Our firm is a twenty-five attorney firm located in Austin, Texas. I am the firm administrator with the firm. We are planning on having a firm retreat consisting of the attorneys in the firm in February and are wondering whether we should included the spouses. Some of our partners think we should include spouses and others think that we should not. We had had retreats in the past and have not included spouses. I would appreciate your thoughts.
Having spouses attend law firm retreats varies from firm to firm. The majority of the retreats that I have facilitated have not had spouses attend. The decision to have wives or husbands of attorneys attend the retreat depends on the retreat program and the retreat goals. Firms do not generally invite spouses when the retreat is devoted primarily to firm business and little time is available for recreation and informal socializing.

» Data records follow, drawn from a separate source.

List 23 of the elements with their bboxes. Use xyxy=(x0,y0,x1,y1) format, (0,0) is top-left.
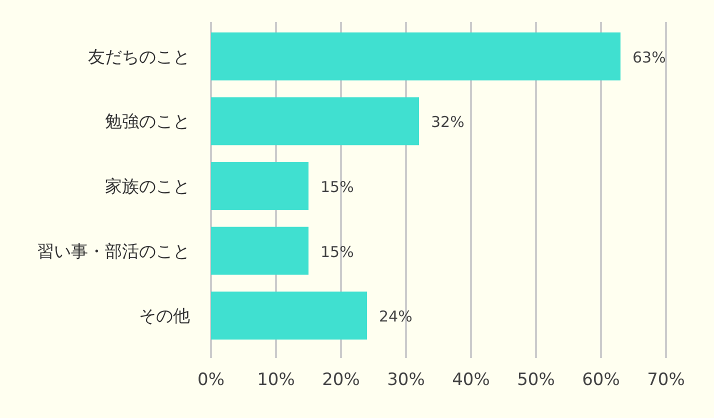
x-tick-label: 10% xyxy=(257,370,295,390)
bar xyxy=(211,32,620,80)
bar xyxy=(211,97,419,146)
x-tick-label: 30% xyxy=(387,370,425,390)
x-tick-label: 60% xyxy=(582,370,620,390)
x-tick-label: 50% xyxy=(517,370,555,390)
y-tick-label: その他 xyxy=(139,306,190,327)
y-tick-label: 勉強のこと xyxy=(105,112,190,132)
data-label: 32% xyxy=(431,113,464,132)
bar xyxy=(211,162,308,210)
data-label: 24% xyxy=(379,308,412,326)
x-tick-label: 0% xyxy=(198,370,224,390)
x-tick-label: 40% xyxy=(452,370,490,390)
x-tick-label: 20% xyxy=(322,370,360,390)
bar xyxy=(211,292,367,340)
y-tick-label: 友だちのこと xyxy=(88,47,190,68)
data-label: 15% xyxy=(320,242,354,261)
data-label: 15% xyxy=(320,178,354,196)
y-tick-label: 習い事・部活のこと xyxy=(37,242,190,262)
y-tick-label: 家族のこと xyxy=(105,177,190,197)
x-tick-label: 70% xyxy=(647,370,685,390)
bar xyxy=(211,226,308,275)
data-label: 63% xyxy=(632,48,666,66)
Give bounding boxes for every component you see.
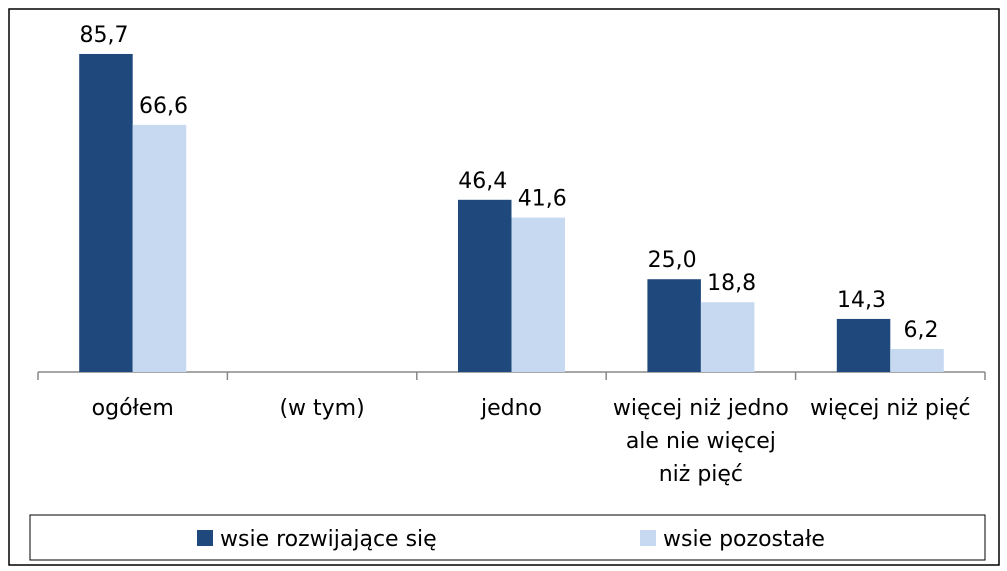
- bar: [132, 124, 187, 372]
- x-tick-label: (w tym): [279, 396, 365, 421]
- x-tick-label-box: więcej niż jedno ale nie więcej niż pięć: [612, 396, 789, 487]
- data-label: 46,4: [458, 169, 507, 194]
- bar: [700, 302, 755, 372]
- x-tick-label-box: (w tym): [279, 396, 365, 421]
- x-tick-label: więcej niż jedno ale nie więcej niż pięć: [612, 396, 789, 487]
- bar: [647, 279, 701, 372]
- bar: [458, 199, 512, 372]
- bar: [511, 217, 565, 372]
- bar: [890, 348, 944, 372]
- data-label: 66,6: [139, 94, 188, 119]
- data-label: 25,0: [648, 248, 697, 273]
- x-tick-label: ogółem: [91, 396, 174, 421]
- data-label: 6,2: [904, 318, 939, 343]
- data-label: 41,6: [518, 187, 567, 212]
- x-tick-label-box: więcej niż pięć: [809, 396, 971, 421]
- legend-label: wsie rozwijające się: [220, 527, 437, 552]
- data-label: 85,7: [79, 23, 128, 48]
- legend-swatch: [197, 530, 213, 546]
- x-tick-label: jedno: [480, 396, 542, 421]
- data-label: 18,8: [707, 271, 756, 296]
- legend-swatch: [640, 530, 656, 546]
- bar: [79, 53, 133, 373]
- data-label: 14,3: [837, 288, 886, 313]
- x-tick-label-box: ogółem: [91, 396, 174, 421]
- legend-label: wsie pozostałe: [663, 527, 825, 552]
- x-tick-label: więcej niż pięć: [809, 396, 971, 421]
- legend-box: [29, 514, 986, 561]
- x-tick-label-box: jedno: [480, 396, 542, 421]
- bar: [836, 318, 891, 372]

If social programs are planned, some firms do invite spouses and design special programs (e.g. sightseeing tours, tennis/golf games, lunches, special sessions) for them, with couples getting joining each other in the evening for dinner and evening programs.

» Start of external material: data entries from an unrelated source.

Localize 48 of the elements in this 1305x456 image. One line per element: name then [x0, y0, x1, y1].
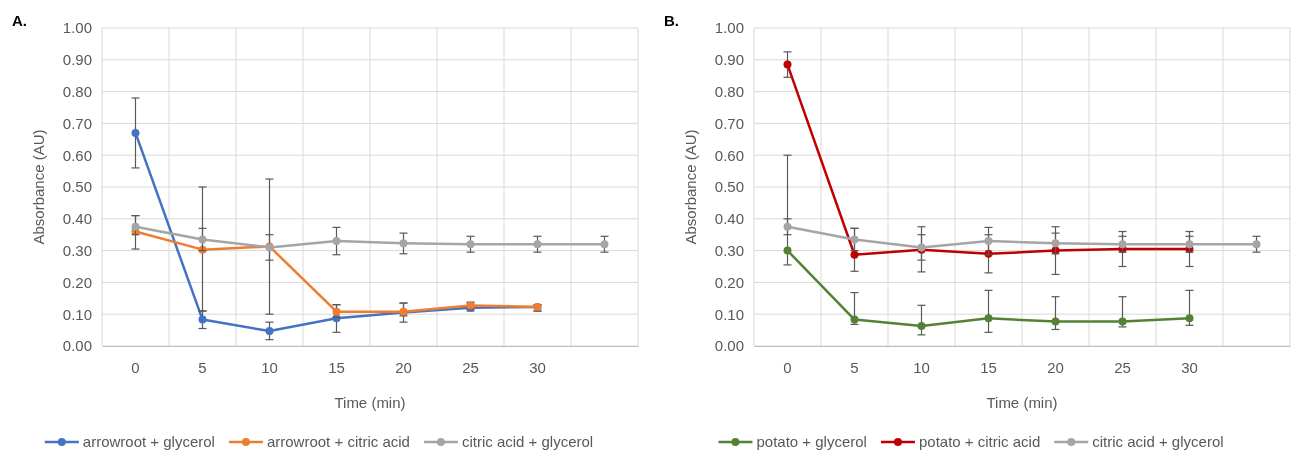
x-tick-label: 10 [261, 358, 278, 376]
x-tick-label: 15 [980, 358, 997, 376]
y-tick-label: 0.70 [62, 114, 92, 132]
x-tick-label: 5 [850, 358, 859, 376]
x-tick-label: 25 [462, 358, 479, 376]
y-tick-label: 0.30 [714, 241, 744, 259]
x-tick-label: 20 [395, 358, 412, 376]
x-axis-title: Time (min) [334, 394, 406, 411]
x-axis-title: Time (min) [986, 394, 1058, 411]
y-tick-label: 0.10 [714, 305, 744, 323]
y-tick-label: 0.40 [714, 210, 744, 228]
x-tick-label: 20 [1047, 358, 1064, 376]
y-tick-label: 0.80 [714, 82, 744, 100]
y-tick-label: 0.70 [714, 114, 744, 132]
y-tick-label: 0.00 [714, 337, 744, 355]
y-tick-label: 0.00 [62, 337, 92, 355]
x-tick-label: 30 [529, 358, 546, 376]
y-tick-label: 0.80 [62, 82, 92, 100]
y-tick-label: 0.90 [62, 51, 92, 69]
y-tick-label: 0.50 [714, 178, 744, 196]
y-tick-label: 0.90 [714, 51, 744, 69]
chart-title: B. [664, 12, 679, 29]
y-tick-label: 1.00 [62, 19, 92, 37]
x-tick-label: 5 [198, 358, 207, 376]
chart-title: A. [12, 12, 27, 29]
x-tick-label: 30 [1181, 358, 1198, 376]
x-tick-label: 10 [913, 358, 930, 376]
y-tick-label: 0.20 [714, 273, 744, 291]
y-tick-label: 0.30 [62, 241, 92, 259]
y-tick-label: 0.10 [62, 305, 92, 323]
legend-label: arrowroot + glycerol [82, 433, 215, 451]
legend-label: citric acid + glycerol [1092, 433, 1224, 451]
y-tick-label: 1.00 [714, 19, 744, 37]
y-tick-label: 0.60 [62, 146, 92, 164]
x-tick-label: 0 [131, 358, 140, 376]
x-tick-label: 25 [1114, 358, 1131, 376]
y-tick-label: 0.40 [62, 210, 92, 228]
y-axis-title: Absorbance (AU) [682, 129, 699, 245]
y-tick-label: 0.20 [62, 273, 92, 291]
y-tick-label: 0.60 [714, 146, 744, 164]
x-tick-label: 15 [328, 358, 345, 376]
legend-label: arrowroot + citric acid [266, 433, 410, 451]
legend-label: potato + citric acid [918, 433, 1041, 451]
legend-label: citric acid + glycerol [461, 433, 594, 451]
x-tick-label: 0 [783, 358, 792, 376]
y-axis-title: Absorbance (AU) [30, 129, 47, 245]
legend-label: potato + glycerol [756, 433, 867, 451]
y-tick-label: 0.50 [62, 178, 92, 196]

Some firms will setup special sessions during the weekend to orient spouses to the firm’s organization, operation, and culture. In these special sessions, spouses are introduced to the firm’s history, culture, pecking order among the lawyer ranks, why attorneys work after hours and on weekends, and how career advancement works.

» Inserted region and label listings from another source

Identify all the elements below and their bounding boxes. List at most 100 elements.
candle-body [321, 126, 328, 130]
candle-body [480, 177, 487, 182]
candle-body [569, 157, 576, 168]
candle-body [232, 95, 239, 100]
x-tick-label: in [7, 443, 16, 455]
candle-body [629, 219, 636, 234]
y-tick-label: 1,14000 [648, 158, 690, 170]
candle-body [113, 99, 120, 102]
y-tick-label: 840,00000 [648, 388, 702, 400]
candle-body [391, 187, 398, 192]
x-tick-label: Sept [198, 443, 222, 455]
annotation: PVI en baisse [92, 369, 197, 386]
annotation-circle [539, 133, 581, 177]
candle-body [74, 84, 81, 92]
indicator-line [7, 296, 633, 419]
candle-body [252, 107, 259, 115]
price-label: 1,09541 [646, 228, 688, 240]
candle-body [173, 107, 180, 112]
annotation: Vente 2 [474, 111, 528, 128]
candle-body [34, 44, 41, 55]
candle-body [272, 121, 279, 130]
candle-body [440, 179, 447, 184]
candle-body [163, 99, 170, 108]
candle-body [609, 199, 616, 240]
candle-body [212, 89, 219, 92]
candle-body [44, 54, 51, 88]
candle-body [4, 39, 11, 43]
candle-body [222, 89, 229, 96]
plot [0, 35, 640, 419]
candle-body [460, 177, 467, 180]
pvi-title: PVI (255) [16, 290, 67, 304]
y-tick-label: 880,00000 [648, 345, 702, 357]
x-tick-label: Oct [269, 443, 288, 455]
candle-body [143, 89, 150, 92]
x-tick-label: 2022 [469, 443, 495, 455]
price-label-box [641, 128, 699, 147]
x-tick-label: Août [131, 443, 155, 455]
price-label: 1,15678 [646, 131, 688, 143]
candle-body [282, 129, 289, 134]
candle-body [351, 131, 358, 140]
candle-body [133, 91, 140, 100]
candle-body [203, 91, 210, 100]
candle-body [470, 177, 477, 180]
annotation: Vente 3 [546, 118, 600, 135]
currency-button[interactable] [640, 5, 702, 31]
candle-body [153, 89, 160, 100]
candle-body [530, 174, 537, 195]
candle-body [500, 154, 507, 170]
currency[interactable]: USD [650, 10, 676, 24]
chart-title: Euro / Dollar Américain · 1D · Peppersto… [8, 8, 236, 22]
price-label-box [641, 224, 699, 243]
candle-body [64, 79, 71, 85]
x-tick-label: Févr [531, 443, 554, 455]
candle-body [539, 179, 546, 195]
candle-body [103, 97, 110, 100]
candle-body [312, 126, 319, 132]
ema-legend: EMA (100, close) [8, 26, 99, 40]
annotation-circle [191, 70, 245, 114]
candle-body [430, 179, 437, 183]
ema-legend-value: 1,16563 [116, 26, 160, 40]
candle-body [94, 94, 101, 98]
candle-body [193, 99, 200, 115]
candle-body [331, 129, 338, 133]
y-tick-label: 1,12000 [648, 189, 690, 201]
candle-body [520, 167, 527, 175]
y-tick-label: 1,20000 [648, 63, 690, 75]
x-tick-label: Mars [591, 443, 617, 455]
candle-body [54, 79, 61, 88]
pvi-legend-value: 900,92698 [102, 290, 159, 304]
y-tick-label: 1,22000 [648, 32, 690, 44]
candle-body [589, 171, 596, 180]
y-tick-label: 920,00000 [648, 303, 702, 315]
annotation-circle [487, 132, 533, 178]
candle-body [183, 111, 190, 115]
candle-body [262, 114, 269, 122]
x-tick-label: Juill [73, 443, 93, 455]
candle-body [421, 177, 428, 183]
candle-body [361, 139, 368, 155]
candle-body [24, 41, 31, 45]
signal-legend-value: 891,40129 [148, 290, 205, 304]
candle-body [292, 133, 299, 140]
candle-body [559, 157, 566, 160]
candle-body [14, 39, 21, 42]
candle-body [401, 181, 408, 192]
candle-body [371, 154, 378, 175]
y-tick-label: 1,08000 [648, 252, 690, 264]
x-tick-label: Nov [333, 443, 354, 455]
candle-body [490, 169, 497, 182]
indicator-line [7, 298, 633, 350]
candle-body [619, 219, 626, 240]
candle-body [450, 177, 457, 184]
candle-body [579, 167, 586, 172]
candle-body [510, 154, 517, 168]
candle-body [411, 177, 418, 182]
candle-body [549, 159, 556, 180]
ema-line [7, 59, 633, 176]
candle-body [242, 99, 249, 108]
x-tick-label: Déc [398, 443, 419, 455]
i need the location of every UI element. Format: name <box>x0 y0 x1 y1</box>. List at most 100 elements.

When wives or husbands occupy positions in the firm, special day-to-day programs are often created that deal with any problems that the firm may be experiencing as a result of their employment. Problems such as spousal conflict, differences in compensation, and work production are just a few examples of issues that can occur when spouses are employed in a law firm. Special pre-retreat consideration needs to be given to how the presence of family staff members would influence the retreat proceedings.